Bullish view
Bearish view
- Set a sell-stop at 0.6750 and a take-profit at 0.6650.
- Add a stop-loss at 0.6900.
The Australian dollar rallied to an important resistance level ahead of the upcoming American inflation data and as concerns of the American economy continued. The AUD/USD pair retested the key level of 0.6800, the highest point in April.
Recession risks remain
The US published strong consumer jobs numbers on Friday, signaling that the economy was doing well. In a statement, the Bureau of Labor Statistics said that the unemployment rate dropped to 3.4% in April, the lowest level since 1969.
Despite these numbers, there are concerns that the American economy will still move to a mild recession later this year. A likely reason for this is the ongoing credit squeeze in the regional bank industry following the collapse of First Republic Bank and Silicon Valley Bank.

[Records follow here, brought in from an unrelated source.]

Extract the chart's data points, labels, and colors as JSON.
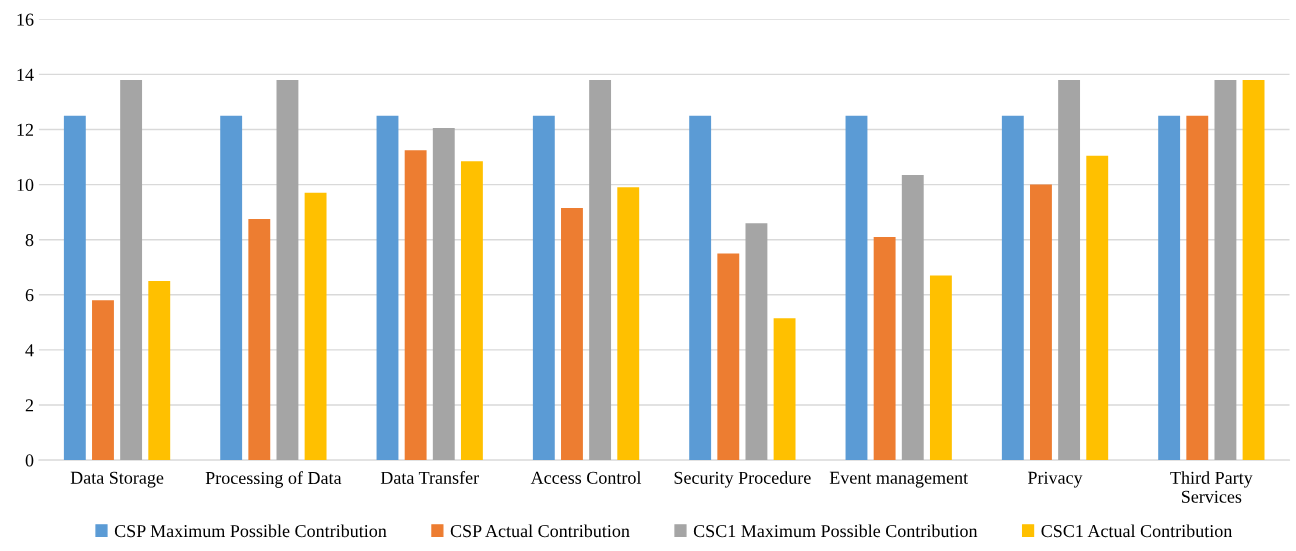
{
  "chart_data": {
    "type": "bar",
    "categories": [
      "Data Storage",
      "Processing of Data",
      "Data Transfer",
      "Access Control",
      "Security Procedure",
      "Event management",
      "Privacy",
      "Third Party\nServices"
    ],
    "series": [
      {
        "name": "CSP Maximum Possible Contribution",
        "color": "#5b9bd5",
        "values": [
          12.5,
          12.5,
          12.5,
          12.5,
          12.5,
          12.5,
          12.5,
          12.5
        ]
      },
      {
        "name": "CSP Actual Contribution",
        "color": "#ed7d31",
        "values": [
          5.8,
          8.75,
          11.25,
          9.15,
          7.5,
          8.1,
          10.0,
          12.5
        ]
      },
      {
        "name": "CSC1 Maximum Possible Contribution",
        "color": "#a5a5a5",
        "values": [
          13.8,
          13.8,
          12.05,
          13.8,
          8.6,
          10.35,
          13.8,
          13.8
        ]
      },
      {
        "name": "CSC1 Actual Contribution",
        "color": "#ffc000",
        "values": [
          6.5,
          9.7,
          10.85,
          9.9,
          5.15,
          6.7,
          11.05,
          13.8
        ]
      }
    ],
    "ylim": [
      0,
      16
    ],
    "yticks": [
      0,
      2,
      4,
      6,
      8,
      10,
      12,
      14,
      16
    ],
    "grid": "y",
    "legend": "bottom"
  }
}
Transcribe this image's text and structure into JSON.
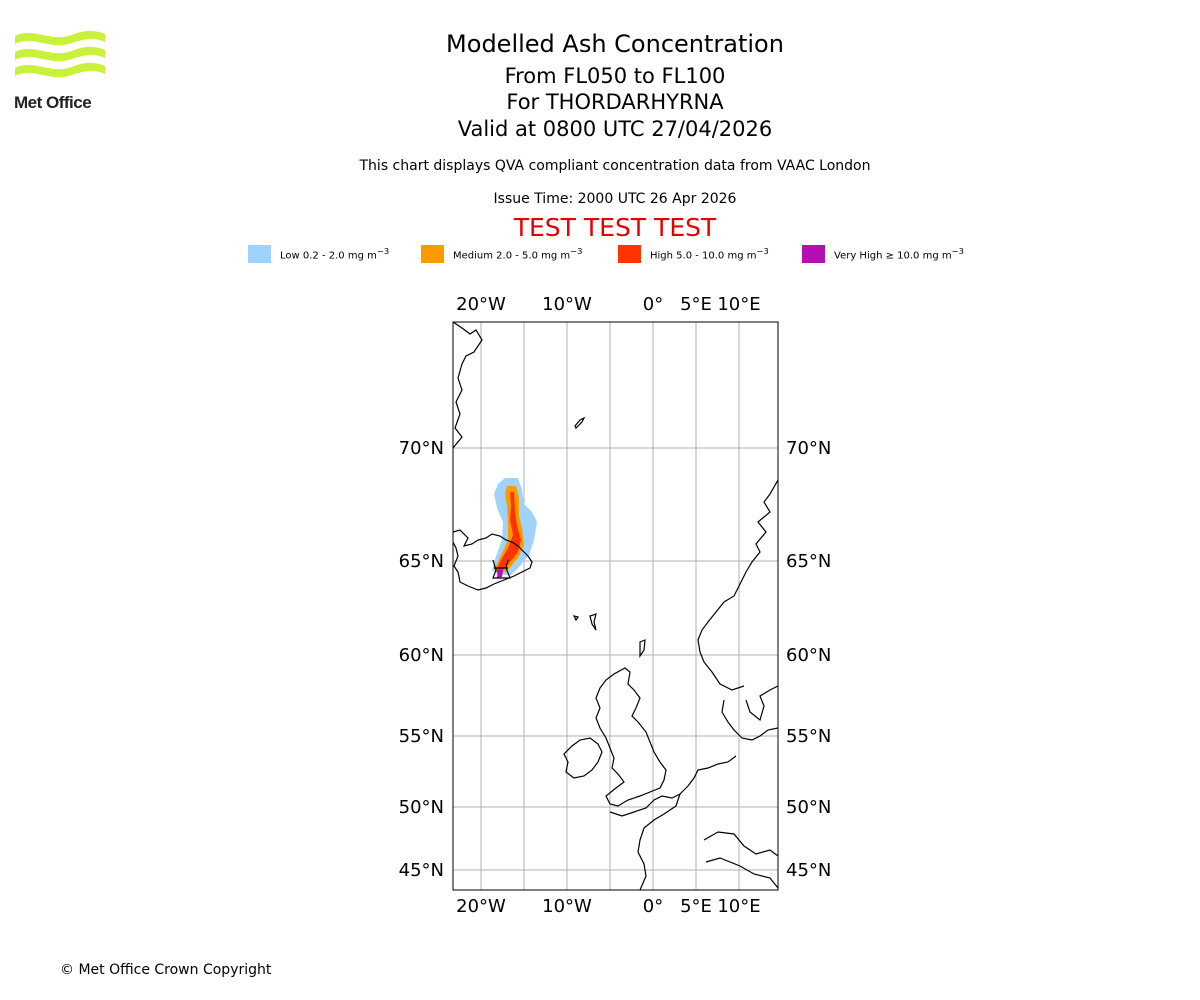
{
  "header": {
    "title": "Modelled Ash Concentration",
    "flight_levels": "From FL050 to FL100",
    "volcano": "For THORDARHYRNA",
    "valid_time": "Valid at 0800 UTC 27/04/2026",
    "note": "This chart displays QVA compliant concentration data from VAAC London",
    "issue_time": "Issue Time: 2000 UTC 26 Apr 2026",
    "test_banner": "TEST TEST TEST"
  },
  "logo": {
    "text": "Met Office",
    "color": "#c8f23a"
  },
  "legend": [
    {
      "label": "Low 0.2 - 2.0 mg m",
      "unit_sup": "−3",
      "color": "#9fd3fb"
    },
    {
      "label": "Medium 2.0 - 5.0 mg m",
      "unit_sup": "−3",
      "color": "#ff9900"
    },
    {
      "label": "High 5.0 - 10.0 mg m",
      "unit_sup": "−3",
      "color": "#ff3300"
    },
    {
      "label": "Very High ≥ 10.0 mg m",
      "unit_sup": "−3",
      "color": "#b30fb3"
    }
  ],
  "map": {
    "lon_labels": [
      "20°W",
      "10°W",
      "0°",
      "5°E",
      "10°E"
    ],
    "lat_labels": [
      "70°N",
      "65°N",
      "60°N",
      "55°N",
      "50°N",
      "45°N"
    ]
  },
  "footer": {
    "copyright": "© Met Office Crown Copyright"
  }
}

This view was confirmed by Austan Goolsbee, the head of the Chicago Federal Reserve. He warned that the credit market will continue tightening in the coming months. Further, he cited the ongoing concerns about the debt ceiling issue in the United States. President Joe Biden and Kevin McCarthy will meet on Tuesday to deliberate on a plan.
The central bank official, who took part in hiking rates last Wednesday, said that the bank will now consider the situation in the banking sector when setting the next interest rates. Most regional banks, including Western Alliance and Comerica are still at risk.
There will be no economic data from the US and Australia today. Therefore, the next key data to watch will be the upcoming inflation numbers scheduled for Wednesday. Wall Street expects that the headline consumer inflation rose by 5% in April and by 0.4% on a month-on-month basis. The core CPI is expected to come in at 5.4%, down from the previous 5.6%.
AUD/USD technical analysis
The AUD/USD pair has been in a bullish trend in the past few days. It rose to a high of 0.6800 on Monday, the highest point on April 14 and 4th. The pair also rose to the 38.2% Fibonacci Retracement level. Further, it has moved above the 25-day moving average.
Therefore, the pair will likely continue rising as buyers target the 50% retracement level at 0.6900. This view will be confirmed if the pair moves above the key resistance point at 0.6805. A move below the support at 0.6720 will invalidate the bullish view.